5 maja 2013 (niedziela)
Już o 7.00 była zbiórka i wspólne wyjście do mieszczącego się niedaleko Aqwqparku. To był naprawdę wspaniały, nowoczesny obiekt posiadający wiele atrakcji. Mieścił się tam: basen rekreacyjny, basen sportowy, 80 metrowa zjeżdżalnia, kraina bąbelkowa, 2 niecki jaccuzi, różnego rodzaju hydromasaże. Był nawet bar wodny, przy którym zasiedli nasi panowie. Podczas pobytu można było wybrać pływanie lub wodne masaże. Ten godzinny pobyt wystarczył, aby zasmakować w atrakcjach. Nasi mężczyźni nie omieszkali pozjeżdżać na zjeżdżalni i jeszcze po opuszczeniu obiektu dzielili się swoimi wrażeniami. Wszyscy byliśmy zachwyceni tym nowoczesnym kompleksem. Po powrocie do bazy chętni mogli sprawdzić swój stan zdrowia.
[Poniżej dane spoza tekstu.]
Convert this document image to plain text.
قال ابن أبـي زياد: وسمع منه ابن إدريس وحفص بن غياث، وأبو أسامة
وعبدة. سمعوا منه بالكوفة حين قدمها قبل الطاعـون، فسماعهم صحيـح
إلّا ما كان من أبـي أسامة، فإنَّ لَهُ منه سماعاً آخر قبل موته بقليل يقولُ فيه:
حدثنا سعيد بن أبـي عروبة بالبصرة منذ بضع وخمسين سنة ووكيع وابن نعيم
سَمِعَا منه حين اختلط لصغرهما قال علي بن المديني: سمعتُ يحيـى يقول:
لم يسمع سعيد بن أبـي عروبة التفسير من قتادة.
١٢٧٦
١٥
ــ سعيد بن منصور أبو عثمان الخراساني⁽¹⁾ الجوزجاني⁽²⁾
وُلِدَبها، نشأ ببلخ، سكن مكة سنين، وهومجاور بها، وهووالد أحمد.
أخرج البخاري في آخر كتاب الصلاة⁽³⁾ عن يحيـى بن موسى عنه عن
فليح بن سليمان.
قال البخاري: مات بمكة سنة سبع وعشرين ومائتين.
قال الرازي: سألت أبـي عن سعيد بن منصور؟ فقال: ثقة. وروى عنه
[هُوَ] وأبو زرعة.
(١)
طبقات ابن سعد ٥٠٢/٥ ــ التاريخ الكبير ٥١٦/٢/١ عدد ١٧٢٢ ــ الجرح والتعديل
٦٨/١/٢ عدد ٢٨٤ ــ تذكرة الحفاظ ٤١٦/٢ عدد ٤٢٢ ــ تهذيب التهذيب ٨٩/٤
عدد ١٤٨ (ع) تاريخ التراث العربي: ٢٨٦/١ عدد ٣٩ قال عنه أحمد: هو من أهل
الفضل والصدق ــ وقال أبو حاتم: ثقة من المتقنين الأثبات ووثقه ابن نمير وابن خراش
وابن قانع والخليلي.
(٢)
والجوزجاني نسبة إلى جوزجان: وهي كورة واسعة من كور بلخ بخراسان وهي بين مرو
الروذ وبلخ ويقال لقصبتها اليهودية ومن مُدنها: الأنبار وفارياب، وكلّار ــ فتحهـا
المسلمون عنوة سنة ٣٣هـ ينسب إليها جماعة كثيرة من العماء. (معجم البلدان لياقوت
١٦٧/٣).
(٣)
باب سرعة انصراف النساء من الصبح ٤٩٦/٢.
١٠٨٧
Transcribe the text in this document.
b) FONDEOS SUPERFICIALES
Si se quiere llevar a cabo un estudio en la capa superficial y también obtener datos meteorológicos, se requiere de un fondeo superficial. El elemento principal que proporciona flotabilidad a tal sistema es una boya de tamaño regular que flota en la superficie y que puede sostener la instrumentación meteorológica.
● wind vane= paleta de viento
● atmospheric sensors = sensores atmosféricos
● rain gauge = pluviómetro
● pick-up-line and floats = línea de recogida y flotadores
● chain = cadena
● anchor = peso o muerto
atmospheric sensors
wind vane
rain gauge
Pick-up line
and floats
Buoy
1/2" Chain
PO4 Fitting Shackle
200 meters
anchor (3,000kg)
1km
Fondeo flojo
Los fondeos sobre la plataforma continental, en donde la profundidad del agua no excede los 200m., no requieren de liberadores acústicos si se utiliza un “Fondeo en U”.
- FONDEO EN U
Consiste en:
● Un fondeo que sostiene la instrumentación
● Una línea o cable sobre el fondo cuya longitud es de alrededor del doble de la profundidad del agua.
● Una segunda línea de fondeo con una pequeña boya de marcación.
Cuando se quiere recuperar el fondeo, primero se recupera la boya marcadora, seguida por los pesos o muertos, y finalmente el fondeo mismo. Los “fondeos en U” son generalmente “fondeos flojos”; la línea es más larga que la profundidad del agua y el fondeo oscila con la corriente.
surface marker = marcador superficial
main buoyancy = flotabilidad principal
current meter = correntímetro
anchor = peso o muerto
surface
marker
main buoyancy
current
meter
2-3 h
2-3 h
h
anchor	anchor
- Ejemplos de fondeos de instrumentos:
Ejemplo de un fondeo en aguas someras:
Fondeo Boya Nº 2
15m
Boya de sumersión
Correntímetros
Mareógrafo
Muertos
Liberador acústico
O 11.00 byliśmy w pełni gotowi do powrotu. Jeszcze tylko zrobiliśmy sobie pamiątkowe zdjęcie, pożegnaliśmy organizatorów dziękując za wspaniale zorganizowane 3 dni rajdu integracyjnego i ruszyliśmy w drogę, choć po tak miłym i sympatycznym pobycie żal było wyjeżdżać. Tomasz i Jacek odprowadzili nas do granic Wągrowca i dalej pojechaliśmy sami prowadzeni przez Genia. Pogoda w drodze powrotnej była wyśmienita, świeciło słońce i wiał tylko lekki wiaterek. Choć to był już trzeci dzień z rzędu na rowerze, jechało się bardzo dobrze. Sprzyjające warunki atmosferyczne i wolne tempo jazdy pozwalały podziwiać piękno mijanych terenów. W Mieścisku czekał nas przyjemny akcent- na rynku czekały, aby się z nami pożegnać przedstawicielki KTR Siodełko. Do Wrześni wracaliśmy tą samą trasą co poprzednio, robiąc krótkie postoje. Niestety ze względu na przyjęcia komunijne nie można się było konkretnie posilić, bo lokale były zarezerwowane. Między Leśniewem a Goraninem Roman pokazał nam ciekawe miejsce- pomnik upamiętniający miejsce śmierci hrabiego podczas polowania. Potem jak zwykle w Czerniejewie był postój na pyszne lody. Około 17-tej dotarliśmy w całkiem dobrej kondycji do Wrześni. Łącznie przez te trzy dni pokonaliśmy około 220 km na rowerach. Dziękujemy KTR Pałuki-Tour za profesjonalnie przygotowany rajd i miłą atmosferę.